Phillips:Both parties appear to concede the fact that the lease acquired by Sonneborn in 1912 was acquired by him in his individual capacity and not as a representative of the corporation of which he was president. Prior to that time the taxpayer had been his tenant, and there is nothing that would justify us in reaching any conclusion other than that this lease was taken by Sonneborn individually. The testimony is to the effect that Fridenberg declined to make the lease with the corporation, desiring to have the personal responsibility- of Sonneborn. The two questions presented are' whether any assignment of the lease was made by Sonneborn to the taxpayer and, if so, what value, if any, it had at the time of such assignment.

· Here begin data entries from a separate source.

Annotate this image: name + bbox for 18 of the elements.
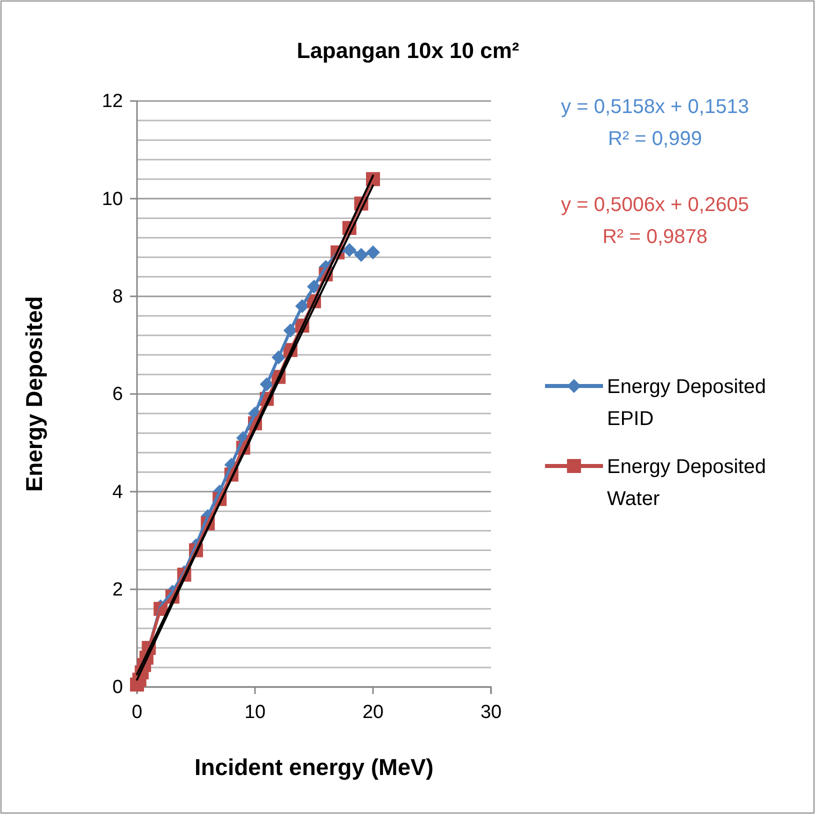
x-axis-title: Incident energy (MeV) (194, 754, 434, 780)
x-tick-label: 20 (362, 702, 384, 723)
x-tick-label: 0 (132, 702, 142, 723)
y-tick-label: 12 (102, 91, 123, 112)
y-tick-label: 10 (102, 188, 123, 210)
y-tick-label: 2 (112, 579, 123, 600)
y-tick-label: 6 (112, 384, 123, 406)
y-axis-title: Energy Deposited (21, 296, 47, 492)
x-tick-label: 10 (244, 702, 266, 723)
y-tick-label: 8 (112, 286, 123, 308)
y-tick-label: 4 (112, 482, 124, 503)
x-tick-label: 30 (480, 702, 502, 723)
legend-label: Energy Deposited EPID (607, 376, 766, 430)
chart-title: Lapangan 10x 10 cm² (296, 38, 520, 63)
text: y = 0,5006x + 0,2605 R² = 0,9878 (561, 194, 749, 248)
text: y = 0,5158x + 0,1513 R² = 0,999 (561, 96, 749, 150)
y-tick-label: 0 (112, 677, 123, 698)
legend-label: Energy Deposited Water (607, 456, 766, 510)
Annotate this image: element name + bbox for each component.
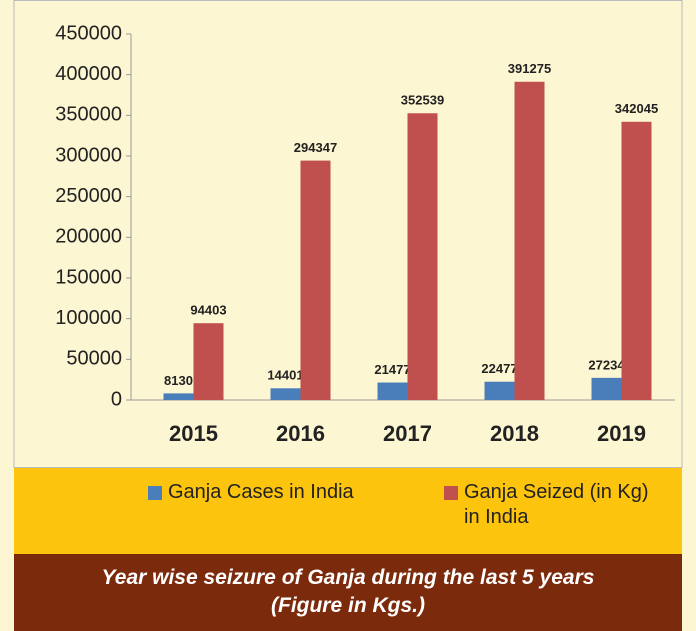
bar: [514, 81, 545, 400]
legend: Ganja Cases in India Ganja Seized (in Kg)…: [14, 468, 682, 554]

We are satisfied from the evidence that an assignment to the taxpayer took place on or about April 1, 1913. This assignment was oral, but the taxpayer was in possession of the property and the oral testimony that such an assignment took place is supported by; canceled checks showing that, after April 1, 1913, the • payments' were made by the taxpayer directly to Fridenberg, whereas, prior *1261to that time, the payments were made to Sonneborn and by him to Fridenberg. It is the contention of the Commissioner that such oral assignment is void under the statute of frauds. It is sufficient to point out that, at most, such assignment was voidable only, and, the parties having recognized the assignment as valid, its validity can not be attacked by a third party. See discussion in the opinion in the Appeal of Denholm & McKay Co., 2 B. T. A. 444.
The more difficult question is the value to be assigned to the lease at the date of transfer to the taxpayer. It is taxpayers contention that the premises had a rental value of over $20,000 a year at the time the lease was made providing for a rental of $10,000 per year, and upon that basis taxpayer claims a value of $150,000. Much expert testimony was introduced, including testimony concerning other rentals at the same time in the same neighborhood and for approximately the same term. To our mind the record conclusively establishes that the property should have rented, on a 15-year lease, for a sum substantially in excess of the rental fixed in the lease, and certainly for at least $15,000 per year over the 15-year term. At the time of the assignment to the taxpayer the lease had 14 years to run. The present value of a payment of $5,000 per year over a period of 14 years is approximately $42,000, which we have found to be the reasonable value of the lease at the time it was assigned to the taxpayer.
Why the landlord should have been willing to make the lease at an amount so much less than the actual rental value is a question which has received serious consideration. He was a resident of Philadelphia and not familiar with property in Wheeling. The property was purchased by him for about $75,000 during the panic of 1893, upon the advice of Sonneborn, and proved to be an exceptionally attractive investment. Sonneborn had spent between $50,000 and $60,000 in improving the premises. The lessor was in a position to lease the property at a net rental of $10,000 per year and obtain a return of approximately 15 per cent upon the investment made by him in 1893. Considering these factors and the family relationship existing, it is not improbable that he was willing to leage it to Sonneborn for a sum which was less than could have been obtained from others, but, whatever may have been the motives which actuated the lessor, the taxpayer has established that the rental was much less than was being paid at the time for other similar property. On the other hand, we are not willing to accept those opinions which take into consideration the probability of an increase in rental value after 1912. It is quite possible that in 1912 it could have been foreseen that the rental value of the property would increase within the next 15 years, but, under the unusual circumstances in this appeal, we feel that the value to be *1262attached to the lease should be confined to the circumstances actually existing in 1912 and 1913.
The taxpayer is entitled to include the $42,000 value of the leasehold in its invested capital, but earned surplus must be reduced by the pro rata exhaustion of such value to the beginning of each of the taxable years. In computing its income it is also entitled to a deduction of $3,000 for each of the years for exhaustion of the leasehold.
Order of redetermination will be entered on 10 days' notice, under Bule 50.